Adding to its observation yesterday on the Ambani brothers’ battle over gas, that shareholders and everyone else were suffering due to a personal standoff between the two chiefs, the Supreme Court today asked if the issue couldn’t be settled by mediation or arbitration.
The case is being heard by a three-judge Bench of Chief Justice K G Balakrishnan and Justices P Sathasivam and R V Raveendran.
In the second day of the hearing in the apex court on the long and bitter dispute between Mukesh Ambani’s Reliance Industries (RIL) and Anil Ambani’s Reliance Natural Resources Ltd (RNRL), the Bench suggested there could be “suitable arrangement” through arbitration.
For, it noted, the Bombay High Court, which had gone into and approved the scheme of demerger of the original Reliance empire had still found itself unable to spell out the ideal arrangement.
As for RNRL’s plea to dismiss RIL’s petition, Salve said they had no legal standing to urge this; only creditors and board members could do so. Yesterday, he had said the family arrangement splitting the empire had never been approved by the RIL board; hence, the gas supply and pricing agreed between the two brothers had no legal standing when superseded by later government policy.

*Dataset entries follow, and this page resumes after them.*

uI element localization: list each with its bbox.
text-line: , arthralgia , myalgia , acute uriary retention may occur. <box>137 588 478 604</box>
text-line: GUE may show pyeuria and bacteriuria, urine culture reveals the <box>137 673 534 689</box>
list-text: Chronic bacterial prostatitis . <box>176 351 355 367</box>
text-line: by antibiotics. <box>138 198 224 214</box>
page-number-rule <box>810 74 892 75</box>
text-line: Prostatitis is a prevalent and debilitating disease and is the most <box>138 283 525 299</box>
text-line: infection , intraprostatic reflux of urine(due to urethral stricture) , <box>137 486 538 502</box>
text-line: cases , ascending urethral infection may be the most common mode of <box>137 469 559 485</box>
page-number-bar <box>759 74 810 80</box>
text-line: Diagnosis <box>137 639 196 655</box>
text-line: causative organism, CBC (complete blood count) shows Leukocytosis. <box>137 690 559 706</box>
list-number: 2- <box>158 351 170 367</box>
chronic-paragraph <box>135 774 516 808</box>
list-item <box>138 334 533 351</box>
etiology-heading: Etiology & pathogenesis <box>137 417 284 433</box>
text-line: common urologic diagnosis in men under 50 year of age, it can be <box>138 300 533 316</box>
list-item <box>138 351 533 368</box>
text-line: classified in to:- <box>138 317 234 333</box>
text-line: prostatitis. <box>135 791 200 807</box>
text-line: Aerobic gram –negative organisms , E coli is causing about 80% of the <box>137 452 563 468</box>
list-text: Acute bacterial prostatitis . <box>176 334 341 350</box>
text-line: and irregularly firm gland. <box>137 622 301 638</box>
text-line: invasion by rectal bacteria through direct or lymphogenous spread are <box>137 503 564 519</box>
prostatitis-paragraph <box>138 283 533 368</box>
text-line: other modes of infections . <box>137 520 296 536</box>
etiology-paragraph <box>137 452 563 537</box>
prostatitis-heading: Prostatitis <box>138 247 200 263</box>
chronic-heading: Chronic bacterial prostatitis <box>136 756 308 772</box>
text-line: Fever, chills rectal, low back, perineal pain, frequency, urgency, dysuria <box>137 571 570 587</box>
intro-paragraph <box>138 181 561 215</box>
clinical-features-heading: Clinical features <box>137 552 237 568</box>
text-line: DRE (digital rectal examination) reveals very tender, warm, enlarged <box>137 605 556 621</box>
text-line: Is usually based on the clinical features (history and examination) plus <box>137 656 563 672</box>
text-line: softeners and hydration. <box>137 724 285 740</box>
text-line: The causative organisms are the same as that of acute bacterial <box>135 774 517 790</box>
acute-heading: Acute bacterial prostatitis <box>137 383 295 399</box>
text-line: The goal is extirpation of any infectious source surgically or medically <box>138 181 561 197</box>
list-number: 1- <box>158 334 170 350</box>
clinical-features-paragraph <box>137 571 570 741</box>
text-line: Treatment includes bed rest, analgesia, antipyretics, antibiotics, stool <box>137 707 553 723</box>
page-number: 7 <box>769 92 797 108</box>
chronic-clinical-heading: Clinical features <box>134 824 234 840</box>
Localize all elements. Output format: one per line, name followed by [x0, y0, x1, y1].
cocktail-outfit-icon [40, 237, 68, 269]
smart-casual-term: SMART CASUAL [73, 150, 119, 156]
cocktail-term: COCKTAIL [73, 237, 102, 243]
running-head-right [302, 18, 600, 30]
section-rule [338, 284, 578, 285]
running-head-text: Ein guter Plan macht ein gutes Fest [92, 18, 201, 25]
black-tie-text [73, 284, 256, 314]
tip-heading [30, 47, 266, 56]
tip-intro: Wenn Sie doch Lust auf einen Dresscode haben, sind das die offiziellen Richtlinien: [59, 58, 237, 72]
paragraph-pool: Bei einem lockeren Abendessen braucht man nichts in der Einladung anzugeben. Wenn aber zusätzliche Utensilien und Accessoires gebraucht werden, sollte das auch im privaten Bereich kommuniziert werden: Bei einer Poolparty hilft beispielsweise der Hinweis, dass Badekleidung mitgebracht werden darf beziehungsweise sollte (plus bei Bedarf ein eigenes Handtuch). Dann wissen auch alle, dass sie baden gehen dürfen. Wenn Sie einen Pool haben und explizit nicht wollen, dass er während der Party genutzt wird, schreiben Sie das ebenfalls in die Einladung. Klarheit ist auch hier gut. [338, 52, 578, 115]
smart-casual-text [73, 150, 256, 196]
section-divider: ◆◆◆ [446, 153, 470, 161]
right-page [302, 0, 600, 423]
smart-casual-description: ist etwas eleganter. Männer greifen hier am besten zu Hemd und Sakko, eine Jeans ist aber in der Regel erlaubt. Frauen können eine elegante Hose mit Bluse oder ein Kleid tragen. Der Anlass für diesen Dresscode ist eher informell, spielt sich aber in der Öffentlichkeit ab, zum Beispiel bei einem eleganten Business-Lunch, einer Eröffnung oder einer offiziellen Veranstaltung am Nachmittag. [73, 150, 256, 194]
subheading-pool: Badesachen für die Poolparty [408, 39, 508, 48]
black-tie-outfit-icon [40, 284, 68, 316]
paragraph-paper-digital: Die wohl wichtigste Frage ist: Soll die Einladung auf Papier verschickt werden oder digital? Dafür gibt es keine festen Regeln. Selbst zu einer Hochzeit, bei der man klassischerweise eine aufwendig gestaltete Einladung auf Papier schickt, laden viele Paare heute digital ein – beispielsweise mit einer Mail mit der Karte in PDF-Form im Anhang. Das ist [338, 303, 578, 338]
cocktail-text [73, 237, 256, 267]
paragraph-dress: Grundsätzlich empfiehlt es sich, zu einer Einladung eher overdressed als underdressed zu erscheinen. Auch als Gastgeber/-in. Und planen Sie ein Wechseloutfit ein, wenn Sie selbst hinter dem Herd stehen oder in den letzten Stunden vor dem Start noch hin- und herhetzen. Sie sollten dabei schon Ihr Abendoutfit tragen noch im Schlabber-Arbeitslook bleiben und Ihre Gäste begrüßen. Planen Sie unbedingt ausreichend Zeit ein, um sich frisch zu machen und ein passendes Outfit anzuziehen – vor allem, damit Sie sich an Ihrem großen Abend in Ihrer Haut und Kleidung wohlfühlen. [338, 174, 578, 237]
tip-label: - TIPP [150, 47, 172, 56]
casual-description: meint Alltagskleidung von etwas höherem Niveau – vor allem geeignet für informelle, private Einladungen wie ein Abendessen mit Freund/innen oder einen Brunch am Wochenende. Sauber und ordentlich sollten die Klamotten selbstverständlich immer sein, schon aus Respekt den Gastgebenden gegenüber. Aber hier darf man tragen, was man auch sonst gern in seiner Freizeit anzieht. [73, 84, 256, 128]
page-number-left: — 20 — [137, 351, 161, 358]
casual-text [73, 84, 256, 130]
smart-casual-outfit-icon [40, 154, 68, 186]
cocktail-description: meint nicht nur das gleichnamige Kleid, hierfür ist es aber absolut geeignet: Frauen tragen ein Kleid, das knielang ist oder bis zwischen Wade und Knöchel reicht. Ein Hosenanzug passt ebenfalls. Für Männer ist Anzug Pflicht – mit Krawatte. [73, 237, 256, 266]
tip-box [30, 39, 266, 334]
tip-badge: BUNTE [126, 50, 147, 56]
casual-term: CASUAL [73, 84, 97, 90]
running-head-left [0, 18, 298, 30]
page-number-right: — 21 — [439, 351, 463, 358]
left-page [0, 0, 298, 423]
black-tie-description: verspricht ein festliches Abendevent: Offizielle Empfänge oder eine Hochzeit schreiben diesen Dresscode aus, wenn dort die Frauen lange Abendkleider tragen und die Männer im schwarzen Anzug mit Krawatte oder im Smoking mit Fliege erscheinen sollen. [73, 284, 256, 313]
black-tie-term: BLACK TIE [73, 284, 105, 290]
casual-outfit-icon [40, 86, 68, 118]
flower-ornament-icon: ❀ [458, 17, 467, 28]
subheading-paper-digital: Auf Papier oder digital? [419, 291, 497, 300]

RNRL’s turn to argue comes later. Salve today broadened RIL’s main point, that the government order fixing the price and quantum of gas from RIL’s Krishna-Godavari basin, which RNRL is claiming on the basis of the family pact and the HC order, binds all parties. RIL, said Salve, lacks marketing freedom for the product and can only sell to RNRL or anyone else at a price approved by the government.
“The gas belongs to the government as per the production sharing contract and RIL is entitled to recover sums of money which it has invested in exploration and production…What remains after cost is the profit which will be shared between the government and RIL. In the gas supply agreements with both RNRL and NTPC, there is a clause that the government must approve it,” he told the judges.
RIL and RNRL have moved the apex court on the Bombay High Court decision delivered on June 15, which had asked RIL to provide 28 million metric standard cubic metres per day (mmscmd) of gas to RNRL at a price of $2.34 per million British thermal unit (mBtu), based on an earlier family pact dividing the Reliance legacy between two rival brothers. RIL, however, contends that it cannot do so in view of government policy. It also said it cannot sell at a price lower than the government approved price of $4.2.
RIL is expected to continue with its arguments till October 28. The Bench asked if the company will make profits at $2.34 and if RIL could avoid the family contract entered at the time of the split, which mandated gas supply from RIL to RNRL. “If a contract is entered to sell a bag of grain at Rs
100 and later the government fixes the price of grain at Rs 200, can you avoid the contract?” Justice Raveendran queried.
He also asked if RIL would agree to sell gas to RNRL at $2.34 per mBtu if the government approves the price. To this, Salve said that if it (RIL) has to sell gas to RNRL at a price of $2.34 per mBtu, it will have to take a hit in revenues. He added that there could not be “five different prices for five different companies”.